Showing posts with label tetris. Show all posts
Showing posts with label tetris. Show all posts

June 09, 2013

Playing Tetris in engineer style

Introduction

Month ago my girlfriend showed me a 9gag post and asked, if I could build something like that. So I ordered 2 led matrices and buttons from ebay, and built it, so here it is:
Sorry for the quality, I recorded it with my cellphone yesterday evening, but I hope you see the point of it.
It was a complicated project, so writing a step-by-step tutorial would take too many time, so I just summarize the main steps of the project and some advises.

First step: wiring of the led-matrix and functional for driving it

I checked the ebay site where I ordered the matrices and found this:
It's very similar in the inner working as the 7 segment display, see below. I wrote a custom functional for driving it, see at the code.
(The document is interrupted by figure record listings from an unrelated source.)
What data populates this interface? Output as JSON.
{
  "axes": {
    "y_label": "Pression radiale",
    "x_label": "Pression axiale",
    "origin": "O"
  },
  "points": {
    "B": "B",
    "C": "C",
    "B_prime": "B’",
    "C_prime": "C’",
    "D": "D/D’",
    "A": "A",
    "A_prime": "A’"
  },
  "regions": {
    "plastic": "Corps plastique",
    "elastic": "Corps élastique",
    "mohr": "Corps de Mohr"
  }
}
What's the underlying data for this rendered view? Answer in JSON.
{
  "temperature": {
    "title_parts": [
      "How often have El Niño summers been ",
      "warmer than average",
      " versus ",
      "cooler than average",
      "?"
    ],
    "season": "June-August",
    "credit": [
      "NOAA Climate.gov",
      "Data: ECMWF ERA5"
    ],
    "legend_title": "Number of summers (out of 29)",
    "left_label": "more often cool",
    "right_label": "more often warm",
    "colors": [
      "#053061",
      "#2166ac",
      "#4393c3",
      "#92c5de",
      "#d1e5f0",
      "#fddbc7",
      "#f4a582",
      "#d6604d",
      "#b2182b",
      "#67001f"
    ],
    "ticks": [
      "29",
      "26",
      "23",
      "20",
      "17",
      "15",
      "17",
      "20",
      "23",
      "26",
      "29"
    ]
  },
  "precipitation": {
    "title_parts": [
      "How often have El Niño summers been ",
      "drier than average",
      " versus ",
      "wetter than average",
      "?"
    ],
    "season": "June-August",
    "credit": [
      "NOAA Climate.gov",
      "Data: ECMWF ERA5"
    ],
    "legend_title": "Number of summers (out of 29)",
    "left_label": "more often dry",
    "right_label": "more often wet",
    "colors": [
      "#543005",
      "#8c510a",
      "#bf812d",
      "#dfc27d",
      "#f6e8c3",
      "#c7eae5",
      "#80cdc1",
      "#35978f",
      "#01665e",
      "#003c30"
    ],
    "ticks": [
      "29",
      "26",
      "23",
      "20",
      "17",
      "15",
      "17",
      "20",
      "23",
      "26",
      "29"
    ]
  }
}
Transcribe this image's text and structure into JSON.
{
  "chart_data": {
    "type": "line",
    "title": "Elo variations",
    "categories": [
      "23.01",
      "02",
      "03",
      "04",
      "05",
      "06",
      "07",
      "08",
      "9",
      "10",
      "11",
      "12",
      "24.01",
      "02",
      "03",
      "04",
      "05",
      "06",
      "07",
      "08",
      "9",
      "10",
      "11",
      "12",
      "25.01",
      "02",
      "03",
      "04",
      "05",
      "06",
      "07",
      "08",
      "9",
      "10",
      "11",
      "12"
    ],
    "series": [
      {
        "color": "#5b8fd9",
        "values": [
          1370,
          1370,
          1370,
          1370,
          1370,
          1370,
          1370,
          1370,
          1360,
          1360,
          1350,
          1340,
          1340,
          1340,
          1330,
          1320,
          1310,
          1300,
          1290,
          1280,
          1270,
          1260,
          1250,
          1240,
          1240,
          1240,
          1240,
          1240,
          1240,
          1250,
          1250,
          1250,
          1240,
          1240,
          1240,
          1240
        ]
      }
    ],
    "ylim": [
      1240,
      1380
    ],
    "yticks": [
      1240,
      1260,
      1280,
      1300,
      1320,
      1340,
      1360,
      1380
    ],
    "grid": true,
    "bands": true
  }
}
Second step: connect the buttons

I used very simple buttons from dx:
If you press it, it connects the 2 wire. It was the first time I've ever used a button with arduino, so I was a little bit confused about it, but Google helped me out again.

Third step: writing the tetris program

As I said in the title, and as you can see in the video, this version is only beta. There are bugs in the code, sometimes it makes weird things, and I can't figure out why. I'm going to fix it sometimes, but until then, here is the code:
(if link's broken, here: http://codepad.org/gY3fLXXx)
But during the programming I've learned something useful. There is a a 2D int array, called fix[16][8], which store the fix dots, the fix pixels. It has a 5 in every pixel, where led lights and a 0 where led's dark. So I wanted to check if there is a full line, so I wrote this code:
//full line
for(int i=0; i<16; i++){
  int ch=1;
  for(int j=0; j<8; j++) ch=ch*fix[i][j];
  if(ch>0){
    for(int k=i; k<15; k++)
      {for(int l=0; l<8; l++)
        fix[k][l]=fix[k+1][l];
      }
     for(int k=0; k<8; k++) fix[15][k]=0;
    }
     
}
It multiply every number in a line and if it's bigger than 0 at the end, ie there was no 0 in the line, so it's a full line, the program deletes it. And it didn't work. Why? After a long time I figured it out: 5^8=390625. And it's too big for an int, so it overflows and gives back a negative number! So finally I changed ch to long int and so it works now. I could change if(ch>0) to if(ch!=0)or ch=ch*fix[i][j]; to ch=ch*fix[i][j]/5; but long int was my first tough and it works so I leave it so.

Summary

It was, and it's still a big project, I hope, someday I'll finish it. Maybe I will add a demultiplexer to use less output of the arduino, and use better buttons, maybe even a use a keypad. But first I have to make the program better.